La vindicación de Zecchi sobre la importancia de la belleza como “forma del saber”, superaba con argumentos filosóficos la proverbial exclusión de la estética en el arte del siglo XX: “La magia es el arte de utilizar el mundo sensible y la realidad psicológica con arbitrariedad e invención”17. Qué significativas suenan estas palabras hoy que el arte ha vuelto a apreciar las cualidades filosóficas de la estética. Y qué oportuno nos parece el ensayo de Zecchi cuando reflexionamos sobre el “deslumbramiento universal” al que Vicente Jarque se refiere cuando habla de la “condición virtual del hombre contemporáneo”: “Cuando el fantasma se complace en rodearse de máquinas productoras de fantasmas, es decir, cuando el fantasma cobra visibilidad y se dispersa en esa ilimitada proliferación de imágenes propiciada por las nuevas tecnologías, nada tiene de extraño que el fulgor resultante de esos millones de imágenes conduzca a una especie de deslumbramiento universal. Hay tanto que ver, que termina por no verse nada. La mirada se entrega al zapping incluso cuando no se encuentra frente a la televisión. Como dice el historiador Norman Bryson18: la “mirada” cede su lugar al “vistazo”, la contemplación atenta y reposada de una imagen singular es sustituida por la ojeada fugaz de una pluralidad de destellos de imágenes percibidas, en el límite, de manera simultánea”.19
Pensadas para que una contemplación pausada revele todas sus facetas simbólicas, sus conexiones artísticas y sus derivas hacia el cine, la literatura y hasta la intimidad cotidiana, las obras de Marta Blasco no rehúyen el lugar de las nuevas tecnologías, pero sí el imperativo de ese fantasma de la fugacidad al que alude Jarque en las líneas anteriores.
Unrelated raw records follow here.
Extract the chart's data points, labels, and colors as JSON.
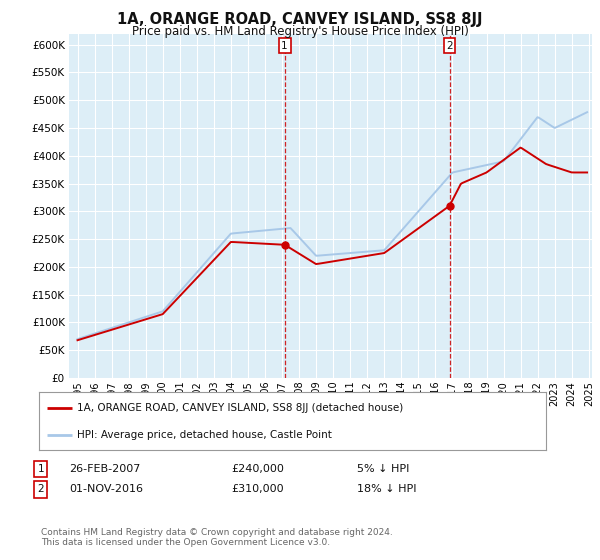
{
  "title": "1A, ORANGE ROAD, CANVEY ISLAND, SS8 8JJ",
  "subtitle": "Price paid vs. HM Land Registry's House Price Index (HPI)",
  "ylim": [
    0,
    620000
  ],
  "yticks": [
    0,
    50000,
    100000,
    150000,
    200000,
    250000,
    300000,
    350000,
    400000,
    450000,
    500000,
    550000,
    600000
  ],
  "bg_color": "#ffffff",
  "plot_bg_color": "#ddeef7",
  "grid_color": "#ffffff",
  "hpi_color": "#a8c8e8",
  "price_color": "#cc0000",
  "marker1_date_x": 2007.15,
  "marker1_price": 240000,
  "marker2_date_x": 2016.83,
  "marker2_price": 310000,
  "vline_color": "#cc0000",
  "legend_line1": "1A, ORANGE ROAD, CANVEY ISLAND, SS8 8JJ (detached house)",
  "legend_line2": "HPI: Average price, detached house, Castle Point",
  "annotation1_label": "1",
  "annotation1_text": "26-FEB-2007",
  "annotation1_price": "£240,000",
  "annotation1_pct": "5% ↓ HPI",
  "annotation2_label": "2",
  "annotation2_text": "01-NOV-2016",
  "annotation2_price": "£310,000",
  "annotation2_pct": "18% ↓ HPI",
  "footer": "Contains HM Land Registry data © Crown copyright and database right 2024.\nThis data is licensed under the Open Government Licence v3.0.",
  "xmin": 1995,
  "xmax": 2025
}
Tan hermosas como complejas en sus múltiples manifestaciones “artesanales” o “tecnológicas”, ejemplifican con la solidez de su presencia estética la complementariedad de todas las opciones artísticas. Pues, más que hacer de la tecnología (sea ésta la de un lápiz, la de un berceau20 o de una cámara digital) un fin en sí mismo, muestran la profundidad de un proyecto artístico integrador.
La versatilidad de las imágenes de Marta Blasco se despliega naturalmente ya sea en esos imponentes dibujos a gran formato como en sus pequeñas e intensas pinturas, en las increíbles soluciones dibujísticas de sus matrices de cobre y en esos “papeles rotos” que aluden metafóricamente a la búsqueda del lugar de la imagen, en sus composiciones filmadas y en todas las variantes virtuales o materiales en las que se manifiesta su vocación por un arte de sentido.
Hay un fantasma que susurra al oído de Marta Blasco los viejos cantos de un paraíso perdido. Es un mal que no tiene cura. Todos los buenos pintores escuchan a su fantasma.